The federal NDP had their biannual policy convention over the weekend, and Jagmeet Singh’s leadership was “reaffirmed” when some 90 percent of delegates voted not to have a leadership review. So they’ll keep giving him a chance despite his intransigence in not running for a seat, apparently. And while they got a new party executive, and talked about how they need to do better when it comes to dealing with the harassment allegations in their own ranks that went ignored (particularly around Peter Stoffer), they also decided it was time to return to “bold” policy ideas after a fairly timid electoral platform the last time around. Not so bold, mind you, as to embrace the Leap Manifesto, which went unspoken during the convention despite rumours that it would rear its head once again, but rather, they went for things like universal pharmacare, dental care, and free tuition – you know, things that are the ambit of the provinces. Oh, and re-opening the constitution, as though that’s not going to be any small hurdle. (The free tuition debate, meanwhile, took over Economist Twitter over the weekend because the NDP’s adherents have a hard time understanding how a universal programme actually disproportionately benefits the wealthy rather than applying targeted benefits that would benefit those who are less well-off).
Right after eliminating federalism?
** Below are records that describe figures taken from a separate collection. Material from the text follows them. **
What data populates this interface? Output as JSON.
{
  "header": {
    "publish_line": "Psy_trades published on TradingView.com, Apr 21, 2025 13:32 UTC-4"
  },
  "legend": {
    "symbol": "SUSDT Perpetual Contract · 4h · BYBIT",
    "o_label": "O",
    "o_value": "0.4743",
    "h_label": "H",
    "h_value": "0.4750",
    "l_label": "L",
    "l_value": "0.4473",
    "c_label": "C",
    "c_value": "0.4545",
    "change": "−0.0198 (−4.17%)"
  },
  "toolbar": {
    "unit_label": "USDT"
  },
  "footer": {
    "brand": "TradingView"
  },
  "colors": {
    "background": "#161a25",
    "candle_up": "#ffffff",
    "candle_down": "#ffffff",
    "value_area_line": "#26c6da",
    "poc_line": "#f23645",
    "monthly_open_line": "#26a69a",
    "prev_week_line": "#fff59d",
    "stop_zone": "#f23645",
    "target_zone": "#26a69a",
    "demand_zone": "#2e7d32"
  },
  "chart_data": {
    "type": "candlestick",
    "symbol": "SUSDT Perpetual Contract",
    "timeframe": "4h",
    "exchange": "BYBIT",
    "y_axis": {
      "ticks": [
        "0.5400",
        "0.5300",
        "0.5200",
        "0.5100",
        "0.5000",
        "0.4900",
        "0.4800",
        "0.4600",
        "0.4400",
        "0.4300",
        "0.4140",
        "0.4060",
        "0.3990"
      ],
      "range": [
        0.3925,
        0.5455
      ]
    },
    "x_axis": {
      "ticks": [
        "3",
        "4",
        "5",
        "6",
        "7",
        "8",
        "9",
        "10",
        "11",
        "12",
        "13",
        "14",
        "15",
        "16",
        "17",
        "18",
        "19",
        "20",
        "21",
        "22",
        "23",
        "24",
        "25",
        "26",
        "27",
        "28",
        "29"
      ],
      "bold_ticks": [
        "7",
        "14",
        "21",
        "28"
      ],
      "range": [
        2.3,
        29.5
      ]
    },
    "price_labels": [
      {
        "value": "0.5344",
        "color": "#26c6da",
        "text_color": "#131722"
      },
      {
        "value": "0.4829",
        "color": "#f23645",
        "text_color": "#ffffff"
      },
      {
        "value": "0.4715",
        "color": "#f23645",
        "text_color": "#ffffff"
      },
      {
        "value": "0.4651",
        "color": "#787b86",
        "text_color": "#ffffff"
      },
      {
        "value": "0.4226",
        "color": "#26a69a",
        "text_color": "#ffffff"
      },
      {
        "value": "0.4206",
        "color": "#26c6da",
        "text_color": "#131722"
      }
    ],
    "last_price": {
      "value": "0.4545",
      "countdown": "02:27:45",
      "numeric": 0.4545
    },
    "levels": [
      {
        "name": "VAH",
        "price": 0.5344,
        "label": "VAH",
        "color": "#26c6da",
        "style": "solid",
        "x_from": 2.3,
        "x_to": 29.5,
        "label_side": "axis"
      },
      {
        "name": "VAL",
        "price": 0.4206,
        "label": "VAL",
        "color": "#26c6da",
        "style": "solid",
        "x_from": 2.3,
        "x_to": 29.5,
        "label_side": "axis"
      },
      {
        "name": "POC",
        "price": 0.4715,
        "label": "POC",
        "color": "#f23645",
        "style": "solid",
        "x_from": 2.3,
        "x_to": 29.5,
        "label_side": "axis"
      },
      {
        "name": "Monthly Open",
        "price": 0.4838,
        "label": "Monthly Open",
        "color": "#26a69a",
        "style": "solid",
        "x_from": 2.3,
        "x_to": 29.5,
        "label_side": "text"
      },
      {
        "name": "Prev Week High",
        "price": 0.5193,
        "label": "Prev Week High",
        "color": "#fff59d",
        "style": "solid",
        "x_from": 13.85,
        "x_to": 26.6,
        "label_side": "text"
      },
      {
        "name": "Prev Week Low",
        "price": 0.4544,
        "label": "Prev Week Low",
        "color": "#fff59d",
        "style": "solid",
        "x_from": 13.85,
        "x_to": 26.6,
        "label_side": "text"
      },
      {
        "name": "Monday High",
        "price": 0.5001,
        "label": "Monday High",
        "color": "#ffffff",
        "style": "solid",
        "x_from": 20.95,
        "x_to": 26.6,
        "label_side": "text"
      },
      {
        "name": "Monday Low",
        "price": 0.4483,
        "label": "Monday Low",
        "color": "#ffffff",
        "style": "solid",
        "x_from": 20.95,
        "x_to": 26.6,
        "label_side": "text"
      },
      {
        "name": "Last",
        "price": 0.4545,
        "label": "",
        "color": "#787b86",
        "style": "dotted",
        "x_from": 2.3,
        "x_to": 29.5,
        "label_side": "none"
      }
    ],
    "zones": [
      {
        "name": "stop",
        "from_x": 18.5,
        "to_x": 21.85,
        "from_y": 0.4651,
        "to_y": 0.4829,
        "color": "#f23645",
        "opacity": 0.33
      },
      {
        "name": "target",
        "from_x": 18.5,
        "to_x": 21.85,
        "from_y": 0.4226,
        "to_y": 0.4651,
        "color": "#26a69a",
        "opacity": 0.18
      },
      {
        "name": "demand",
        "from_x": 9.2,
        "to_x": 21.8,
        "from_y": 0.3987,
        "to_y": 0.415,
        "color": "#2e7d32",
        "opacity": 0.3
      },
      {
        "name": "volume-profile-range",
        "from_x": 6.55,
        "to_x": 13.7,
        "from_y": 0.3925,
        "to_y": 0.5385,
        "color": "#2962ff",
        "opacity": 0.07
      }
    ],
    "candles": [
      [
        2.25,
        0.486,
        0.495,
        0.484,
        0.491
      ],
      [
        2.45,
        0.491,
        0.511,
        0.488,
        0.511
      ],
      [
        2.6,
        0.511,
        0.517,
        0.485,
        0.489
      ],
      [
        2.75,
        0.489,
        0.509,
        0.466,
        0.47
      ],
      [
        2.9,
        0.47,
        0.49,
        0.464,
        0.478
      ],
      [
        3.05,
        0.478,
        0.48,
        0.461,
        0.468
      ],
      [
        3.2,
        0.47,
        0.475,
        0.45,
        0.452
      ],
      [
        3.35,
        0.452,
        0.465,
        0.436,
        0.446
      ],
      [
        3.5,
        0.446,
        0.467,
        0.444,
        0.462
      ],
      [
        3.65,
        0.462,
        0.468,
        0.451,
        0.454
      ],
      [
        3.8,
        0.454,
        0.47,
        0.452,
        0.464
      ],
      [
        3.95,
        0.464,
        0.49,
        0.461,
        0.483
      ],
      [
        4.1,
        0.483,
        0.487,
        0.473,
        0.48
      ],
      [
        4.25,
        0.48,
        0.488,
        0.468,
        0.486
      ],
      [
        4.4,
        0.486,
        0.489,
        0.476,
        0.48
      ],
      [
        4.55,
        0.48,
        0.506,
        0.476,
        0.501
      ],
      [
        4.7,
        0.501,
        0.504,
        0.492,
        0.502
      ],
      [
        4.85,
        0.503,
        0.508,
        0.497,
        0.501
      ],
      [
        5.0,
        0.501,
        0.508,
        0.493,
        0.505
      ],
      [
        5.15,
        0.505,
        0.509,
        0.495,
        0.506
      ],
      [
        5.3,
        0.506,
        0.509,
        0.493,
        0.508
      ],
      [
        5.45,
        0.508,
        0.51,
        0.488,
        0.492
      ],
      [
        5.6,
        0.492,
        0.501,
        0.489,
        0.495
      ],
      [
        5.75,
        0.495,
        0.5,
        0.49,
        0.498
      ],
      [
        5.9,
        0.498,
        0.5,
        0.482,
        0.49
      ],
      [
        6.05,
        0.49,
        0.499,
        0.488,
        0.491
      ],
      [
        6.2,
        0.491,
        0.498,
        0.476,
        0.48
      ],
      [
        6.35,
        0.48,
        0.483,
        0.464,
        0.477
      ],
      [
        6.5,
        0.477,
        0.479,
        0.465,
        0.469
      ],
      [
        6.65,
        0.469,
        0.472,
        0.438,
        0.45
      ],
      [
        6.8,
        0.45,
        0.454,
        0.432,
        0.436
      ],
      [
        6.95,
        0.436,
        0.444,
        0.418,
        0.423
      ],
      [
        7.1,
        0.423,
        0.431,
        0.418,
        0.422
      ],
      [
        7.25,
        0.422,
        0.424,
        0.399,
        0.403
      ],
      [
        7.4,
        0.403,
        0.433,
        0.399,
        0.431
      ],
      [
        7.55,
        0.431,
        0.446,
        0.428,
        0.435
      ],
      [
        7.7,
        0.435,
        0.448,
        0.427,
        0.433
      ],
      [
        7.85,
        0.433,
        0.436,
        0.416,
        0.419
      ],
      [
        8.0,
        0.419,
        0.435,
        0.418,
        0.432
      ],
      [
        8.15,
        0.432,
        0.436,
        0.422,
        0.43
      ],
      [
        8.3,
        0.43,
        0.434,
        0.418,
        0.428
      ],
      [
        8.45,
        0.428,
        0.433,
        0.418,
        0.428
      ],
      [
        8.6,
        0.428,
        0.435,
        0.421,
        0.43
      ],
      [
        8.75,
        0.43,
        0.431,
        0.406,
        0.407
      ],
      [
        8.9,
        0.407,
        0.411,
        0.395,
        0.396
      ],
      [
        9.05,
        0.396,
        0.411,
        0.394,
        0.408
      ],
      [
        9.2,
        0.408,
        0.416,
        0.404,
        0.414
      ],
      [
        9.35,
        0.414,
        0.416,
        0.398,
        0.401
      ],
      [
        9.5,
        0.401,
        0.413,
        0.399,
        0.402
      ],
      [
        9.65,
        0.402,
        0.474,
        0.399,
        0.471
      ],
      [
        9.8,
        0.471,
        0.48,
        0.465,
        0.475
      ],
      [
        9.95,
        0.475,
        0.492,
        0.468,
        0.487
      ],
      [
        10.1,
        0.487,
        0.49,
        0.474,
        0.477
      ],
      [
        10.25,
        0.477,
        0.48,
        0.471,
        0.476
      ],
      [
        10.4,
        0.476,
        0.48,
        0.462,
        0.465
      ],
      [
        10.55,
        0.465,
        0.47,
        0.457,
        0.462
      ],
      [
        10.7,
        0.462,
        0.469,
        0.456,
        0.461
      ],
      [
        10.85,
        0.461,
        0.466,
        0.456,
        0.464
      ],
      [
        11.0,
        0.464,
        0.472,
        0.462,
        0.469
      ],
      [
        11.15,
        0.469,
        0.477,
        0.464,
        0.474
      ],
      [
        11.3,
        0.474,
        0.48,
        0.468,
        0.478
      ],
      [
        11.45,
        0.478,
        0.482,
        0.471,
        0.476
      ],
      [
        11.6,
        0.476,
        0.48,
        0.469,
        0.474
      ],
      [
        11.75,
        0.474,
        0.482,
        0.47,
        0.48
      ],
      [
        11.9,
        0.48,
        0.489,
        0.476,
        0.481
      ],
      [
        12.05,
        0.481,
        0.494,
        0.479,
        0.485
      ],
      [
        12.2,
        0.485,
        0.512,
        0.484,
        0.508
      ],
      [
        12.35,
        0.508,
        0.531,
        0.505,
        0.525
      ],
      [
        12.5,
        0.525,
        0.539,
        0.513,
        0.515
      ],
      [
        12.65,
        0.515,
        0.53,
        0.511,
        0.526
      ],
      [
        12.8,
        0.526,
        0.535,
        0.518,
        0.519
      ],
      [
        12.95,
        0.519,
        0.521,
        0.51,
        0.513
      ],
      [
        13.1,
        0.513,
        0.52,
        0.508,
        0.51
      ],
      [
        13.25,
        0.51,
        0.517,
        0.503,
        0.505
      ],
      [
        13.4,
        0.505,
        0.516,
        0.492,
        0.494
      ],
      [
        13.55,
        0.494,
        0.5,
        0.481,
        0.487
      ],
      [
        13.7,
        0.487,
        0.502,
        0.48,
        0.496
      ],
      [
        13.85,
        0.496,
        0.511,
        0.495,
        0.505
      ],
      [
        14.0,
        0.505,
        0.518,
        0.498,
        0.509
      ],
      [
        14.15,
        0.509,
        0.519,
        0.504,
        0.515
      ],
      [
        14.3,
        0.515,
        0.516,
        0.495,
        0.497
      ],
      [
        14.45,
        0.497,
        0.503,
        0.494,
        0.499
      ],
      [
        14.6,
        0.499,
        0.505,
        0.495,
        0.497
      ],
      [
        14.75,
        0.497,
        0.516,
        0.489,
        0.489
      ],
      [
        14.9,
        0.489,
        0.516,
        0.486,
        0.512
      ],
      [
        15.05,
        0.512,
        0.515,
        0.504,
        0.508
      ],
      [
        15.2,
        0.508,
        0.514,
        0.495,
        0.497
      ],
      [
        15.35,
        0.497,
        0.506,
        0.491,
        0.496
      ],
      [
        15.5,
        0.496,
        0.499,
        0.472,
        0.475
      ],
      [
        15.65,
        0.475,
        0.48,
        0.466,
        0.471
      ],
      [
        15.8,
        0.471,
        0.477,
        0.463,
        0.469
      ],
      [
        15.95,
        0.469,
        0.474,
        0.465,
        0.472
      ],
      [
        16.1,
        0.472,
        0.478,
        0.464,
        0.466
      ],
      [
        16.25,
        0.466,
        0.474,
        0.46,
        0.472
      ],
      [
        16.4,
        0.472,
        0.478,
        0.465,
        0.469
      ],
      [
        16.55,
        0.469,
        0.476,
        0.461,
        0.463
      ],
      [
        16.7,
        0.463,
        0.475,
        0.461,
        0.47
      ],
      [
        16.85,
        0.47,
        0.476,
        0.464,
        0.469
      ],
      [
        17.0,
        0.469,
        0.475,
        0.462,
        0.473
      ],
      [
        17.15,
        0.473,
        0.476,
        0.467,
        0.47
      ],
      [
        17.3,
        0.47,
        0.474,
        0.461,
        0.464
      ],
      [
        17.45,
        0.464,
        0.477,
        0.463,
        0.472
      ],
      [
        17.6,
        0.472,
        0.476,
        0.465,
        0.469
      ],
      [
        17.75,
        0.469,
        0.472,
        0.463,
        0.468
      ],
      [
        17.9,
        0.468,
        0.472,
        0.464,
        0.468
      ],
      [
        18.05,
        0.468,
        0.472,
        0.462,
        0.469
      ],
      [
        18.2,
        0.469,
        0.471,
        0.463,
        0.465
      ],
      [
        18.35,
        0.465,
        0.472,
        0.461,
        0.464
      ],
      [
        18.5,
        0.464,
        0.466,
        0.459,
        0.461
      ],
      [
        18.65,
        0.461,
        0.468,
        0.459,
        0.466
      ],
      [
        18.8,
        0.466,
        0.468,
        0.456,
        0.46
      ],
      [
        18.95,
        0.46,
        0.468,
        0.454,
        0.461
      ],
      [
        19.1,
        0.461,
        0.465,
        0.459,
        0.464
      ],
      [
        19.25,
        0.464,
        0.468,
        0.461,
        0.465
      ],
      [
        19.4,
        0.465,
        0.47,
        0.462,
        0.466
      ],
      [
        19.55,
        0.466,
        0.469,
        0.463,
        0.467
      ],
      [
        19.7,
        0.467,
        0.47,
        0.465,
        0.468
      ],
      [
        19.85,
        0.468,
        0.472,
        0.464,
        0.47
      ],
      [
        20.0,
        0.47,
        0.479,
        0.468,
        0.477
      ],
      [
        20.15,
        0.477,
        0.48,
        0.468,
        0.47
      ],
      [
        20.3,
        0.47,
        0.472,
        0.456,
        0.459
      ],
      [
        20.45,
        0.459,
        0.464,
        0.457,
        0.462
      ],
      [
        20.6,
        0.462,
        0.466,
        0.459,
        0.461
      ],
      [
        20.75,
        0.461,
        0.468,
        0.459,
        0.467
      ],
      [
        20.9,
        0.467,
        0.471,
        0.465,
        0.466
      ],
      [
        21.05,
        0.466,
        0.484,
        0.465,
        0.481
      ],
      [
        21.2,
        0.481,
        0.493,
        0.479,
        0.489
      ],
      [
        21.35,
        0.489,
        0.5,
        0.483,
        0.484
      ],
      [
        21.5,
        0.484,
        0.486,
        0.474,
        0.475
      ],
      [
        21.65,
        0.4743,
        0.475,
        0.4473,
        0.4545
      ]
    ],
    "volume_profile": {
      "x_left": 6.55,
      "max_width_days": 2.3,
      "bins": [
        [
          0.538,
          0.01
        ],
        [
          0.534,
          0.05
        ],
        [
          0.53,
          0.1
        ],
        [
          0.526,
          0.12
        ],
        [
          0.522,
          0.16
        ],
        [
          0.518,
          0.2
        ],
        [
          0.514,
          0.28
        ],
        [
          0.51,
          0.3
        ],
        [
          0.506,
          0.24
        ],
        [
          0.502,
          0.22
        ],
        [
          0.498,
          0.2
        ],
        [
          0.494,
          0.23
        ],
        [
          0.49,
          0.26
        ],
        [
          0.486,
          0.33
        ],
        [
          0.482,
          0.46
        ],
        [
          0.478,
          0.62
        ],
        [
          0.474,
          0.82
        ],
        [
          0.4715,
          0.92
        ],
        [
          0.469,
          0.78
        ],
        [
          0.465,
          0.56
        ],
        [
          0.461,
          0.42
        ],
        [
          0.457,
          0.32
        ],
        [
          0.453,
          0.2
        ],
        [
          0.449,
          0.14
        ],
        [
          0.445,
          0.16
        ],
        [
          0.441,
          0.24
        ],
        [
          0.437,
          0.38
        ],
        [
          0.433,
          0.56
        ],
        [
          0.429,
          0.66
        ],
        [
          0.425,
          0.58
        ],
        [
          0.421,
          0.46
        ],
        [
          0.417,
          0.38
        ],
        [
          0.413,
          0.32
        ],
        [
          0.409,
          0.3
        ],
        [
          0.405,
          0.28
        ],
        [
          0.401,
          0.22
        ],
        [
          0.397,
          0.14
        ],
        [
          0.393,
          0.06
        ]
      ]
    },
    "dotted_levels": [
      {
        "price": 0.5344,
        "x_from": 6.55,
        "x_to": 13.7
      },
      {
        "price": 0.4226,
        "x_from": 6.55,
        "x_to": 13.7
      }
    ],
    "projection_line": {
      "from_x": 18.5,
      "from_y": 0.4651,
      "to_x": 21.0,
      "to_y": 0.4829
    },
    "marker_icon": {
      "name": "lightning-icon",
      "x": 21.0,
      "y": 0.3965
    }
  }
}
Otherwise it may be tricky. https://t.co/2DwlX0qoA4
— Paul Wells (@InklessPW) February 18, 2018
Chantal Hébert, meanwhile, finds the same core message of the NDP unchanged despite the changing slogans. There is some disagreement about that.
"the NDP will provide really competent public administration"
That was Mr. Mulcair's go-to line right through the election campaign about his ambitions for government.